/usr/share/doc/rest2web/html/reference/encodings.txt

restindex
    crumb: Encodings
    page-description:
        How to handle different character encodings in **rest2web**.
    /description
/restindex

================
 Text Encodings
================

-------------------------
 Encodings with rest2web
-------------------------

.. contents::

Fun With Encodings
==================

{emo;dove} **rest2web** handles text encodings in ways that are hopefully sensible and simple. 

Whenever you are dealing with text you **should** *know and specify the encoding used* [#]_. If you disagree with me (or haven't a clue what I'm on about), read `The Minimum Every Developer Must Know About Unicode`_, by Joel Spolsky. 

**rest2web** allows you to specify what encodings your content is (source files) and what encoding to write the output as. In order to achieve this, **rest2web** is almost entirely ``Unicode`` internally.

If all of this is gobbledygook, then don't worry **rest2web** will guess what encoding your files are, and write them out using the same encoding. If you're not 'encoding aware', this is usually going to be what you want.


Summary
=======

In a nutshell you use **'encoding'** to specify the encoding of a contents, file **'template-encoding'** to specify the encoding of your templates, and **'output-encoding'** to specify the encoding the file should be saved with. 'output-encoding' used in an 'index file' sets the output encoding for all the files in that directory and below.


Input Encodings
===============

As usual, the way we handle encodings is through the restindex_. 

The first thing we can specify is the encoding of a page of content. We do this with the ``encoding`` keyword. If this keyword is set for a file [#]_, it is used to read and decode the file. If no encoding is specified, **rest2web** will attempt to guess the encoding. It tries a few standard encodings *and* retrieves information from the *locale* [#]_ about the standard encoding for the system. If the page is successfully decoded then it stores the encoding used [#]_, otherwise an error is raised.

From this point on the page content is stores as Unicode inside **rest2web**.

Whichever encoding was used to decode the page, it is available as the variable ``encoding`` inside the templates.


Template Encodings
==================

In the restindex you can also specify the encoding of the template file. This is the value ``template-encoding``. It is only used if you are also specifying a template file. If you specify a template file without specifying an encoding, our friend ``guess_encoding`` will be used to work out what it is. 

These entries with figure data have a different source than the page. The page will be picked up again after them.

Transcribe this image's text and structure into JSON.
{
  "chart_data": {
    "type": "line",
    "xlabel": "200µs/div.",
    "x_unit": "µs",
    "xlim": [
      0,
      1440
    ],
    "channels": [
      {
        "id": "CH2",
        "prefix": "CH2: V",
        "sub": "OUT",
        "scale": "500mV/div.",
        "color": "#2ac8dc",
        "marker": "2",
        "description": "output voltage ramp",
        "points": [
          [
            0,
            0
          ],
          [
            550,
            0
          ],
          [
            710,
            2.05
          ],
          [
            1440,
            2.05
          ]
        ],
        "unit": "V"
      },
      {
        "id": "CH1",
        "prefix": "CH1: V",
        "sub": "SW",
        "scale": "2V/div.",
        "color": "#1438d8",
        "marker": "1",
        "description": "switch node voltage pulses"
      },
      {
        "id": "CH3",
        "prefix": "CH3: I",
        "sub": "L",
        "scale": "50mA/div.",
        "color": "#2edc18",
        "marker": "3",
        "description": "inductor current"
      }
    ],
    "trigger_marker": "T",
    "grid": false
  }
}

This value is available as the variable ``template_encoding``.


Output Encodings
=================

When the page is rendered you can specify what encoding should be used. This is done with the ``output-encoding`` keyword. If you specify an 'output-encoding' in an 'index file' then that encoding will be used for all the files in that directory, and any sub-directories. That means you can specify it once, in your top level index file, and have it apply to the whole site. 

The encoding you specify applies to *all values passed to the template*. This means the variables ``body``, ``title``, ``crumb``, ``sectionlist``, etc. 

As well as the standard Python encodings, there are a couple of special values that ``output-encoding`` can have. These are ``Unicode`` and ``none``. 

If you specify a value of **none** for 'output-encoding', then all string are re-encoded using the original encoding.

If you specify a value of **Unicode** for 'output-encoding' then strings are *not encoded*, but are passed to the template as Unicode strings. Your template will also be decoded to Unicode. The output will be re-encoded using the 'template-encoding', but will be processed in the template as Unicode.

The value for 'output-encoding' is available in your template as the variable ``output_encoding``. Because of the special values of 'output-encdoing' there is an additional variable called ``final_encoding``. ``final_encoding`` contains the actual encoding used to encode the strings. If the value of ``output_encoding`` was **none**, then it will contain the original encoding. If the value of ``output_encoding`` was **unicode**, then it will contain the ``None`` object.


Encodings and the Templating System
===================================

The templating system makes several variables available to you to use. These include ``indextree``, ``thispage``, and ``sections``. These contain information about the current page - and other pages as well. The information contained in these data structures allows you to create simple or complex navigation aids for your website.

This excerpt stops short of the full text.